ANZ Bank’s Experiment with GitHub Copilot
The trial conducted by the Australia and New Zealand Banking Group (ANZ Bank) involving GitHub Copilot has proven to be a valuable experience for the software engineers, leading to enhanced productivity and code quality within the organization. The successful integration of this AI programming assistant into their production workflows showcases the potential benefits of leveraging such innovative tools in the financial sector.
ANZ Bank, headquartered in Melbourne, undertook an internal trial of GitHub Copilot from mid-June 2023 to the end of July of the same year, involving 100 professionals out of their 5,000 workforce. This six-week trial comprised two weeks of training followed by four weeks of engaging in code challenges to evaluate the impact of GitHub Copilot, integrated with Microsoft Visual Studio Code, on the programmers’ efficiency, code quality, and software security.
The outcomes of the trial were documented in a report titled “The Impact of AI Tool on Engineering at ANZ Bank, An Empirical Study on GitHub Copilot within Corporate Environment.” The report, co-authored by Sayan Chatterjee, an ANZ sky engineer, and Louis Liu, the company’s engineering AI and data analytics capability area lead, references various studies on the productivity of Copilot programming.
Noteworthy findings from the study include the significant increase in productivity by more than 55% as reported by a Microsoft study, emphasizing the efficiency boost achieved through coding with an AI assistant. However, an ACM/IEEE study highlighted a trade-off with Copilot generating more code but potentially compromising on quality compared to human-built programs.
Despite acknowledging the inherent risks associated with AI tools concerning academic integrity, data security, and privacy, ANZ Bank conducted a thorough evaluation in collaboration with legal and security experts to mitigate potential challenges. The study primarily focused on assessing the impact of Copilot on code quality, security, developer productivity, and overall sentiment among participants.

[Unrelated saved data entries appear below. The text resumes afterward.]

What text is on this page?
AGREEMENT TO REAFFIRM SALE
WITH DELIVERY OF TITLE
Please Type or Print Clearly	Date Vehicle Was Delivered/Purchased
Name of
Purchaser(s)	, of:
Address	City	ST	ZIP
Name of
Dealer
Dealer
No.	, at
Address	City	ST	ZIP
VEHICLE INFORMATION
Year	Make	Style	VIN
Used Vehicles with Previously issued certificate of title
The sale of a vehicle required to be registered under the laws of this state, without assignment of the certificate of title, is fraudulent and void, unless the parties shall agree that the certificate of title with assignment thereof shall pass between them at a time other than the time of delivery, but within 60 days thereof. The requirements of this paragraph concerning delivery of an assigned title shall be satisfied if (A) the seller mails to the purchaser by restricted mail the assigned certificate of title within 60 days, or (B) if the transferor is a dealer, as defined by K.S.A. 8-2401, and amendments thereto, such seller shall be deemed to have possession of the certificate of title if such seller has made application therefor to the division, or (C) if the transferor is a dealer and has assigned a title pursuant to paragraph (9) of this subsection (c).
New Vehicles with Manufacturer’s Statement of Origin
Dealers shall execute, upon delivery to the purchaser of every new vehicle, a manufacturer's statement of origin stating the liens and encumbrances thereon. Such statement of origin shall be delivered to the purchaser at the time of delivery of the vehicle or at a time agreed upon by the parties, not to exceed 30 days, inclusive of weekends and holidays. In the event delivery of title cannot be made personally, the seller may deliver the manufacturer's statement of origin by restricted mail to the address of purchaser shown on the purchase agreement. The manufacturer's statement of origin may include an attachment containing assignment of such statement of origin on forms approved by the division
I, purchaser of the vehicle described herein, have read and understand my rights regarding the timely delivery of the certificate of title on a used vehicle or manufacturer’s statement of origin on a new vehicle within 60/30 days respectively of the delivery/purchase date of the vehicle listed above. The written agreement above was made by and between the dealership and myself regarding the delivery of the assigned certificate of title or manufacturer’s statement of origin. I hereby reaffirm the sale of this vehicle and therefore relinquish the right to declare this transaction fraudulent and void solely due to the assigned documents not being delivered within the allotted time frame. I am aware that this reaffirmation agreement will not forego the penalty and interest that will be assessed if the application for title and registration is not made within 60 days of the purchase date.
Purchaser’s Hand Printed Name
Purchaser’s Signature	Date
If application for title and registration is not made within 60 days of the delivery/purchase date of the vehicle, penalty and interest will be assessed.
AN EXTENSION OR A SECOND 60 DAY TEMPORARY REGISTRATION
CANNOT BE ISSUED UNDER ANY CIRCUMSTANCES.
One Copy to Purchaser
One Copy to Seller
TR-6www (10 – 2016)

Participants were tasked with solving Python coding challenges, with one group utilizing Copilot while the control group relied on traditional methods like online searches or Stack Overflow. The Copilot users demonstrated a 42.36% faster task completion rate and produced more reliable code with fewer errors, indicating a positive impact on productivity and code quality.
While the study did not yield conclusive data on code security, it noted that Copilot did not introduce significant vulnerabilities into the codebase. Participants appreciated the assistance provided by Copilot in code review, documentation generation, and testing, streamlining their development process and reducing debugging time.
Interestingly, the study revealed that Copilot was beneficial across all proficiency levels but particularly advantageous for expert Python programmers, showcasing its potential to enhance performance on complex tasks. Despite the positive feedback from users, the report suggests room for further improvement in Copilot’s functionality based on the participants’ feedback.
In conclusion, ANZ Bank is inclined to incorporate Copilot into its production processes based on the favorable outcomes observed during the trial. The report indicates a widespread adoption of Copilot within the organization, with ongoing research to delve deeper into its impact on performance. However, it is essential to consider the contrasting views within the research community regarding the impact of AI support on source code quality.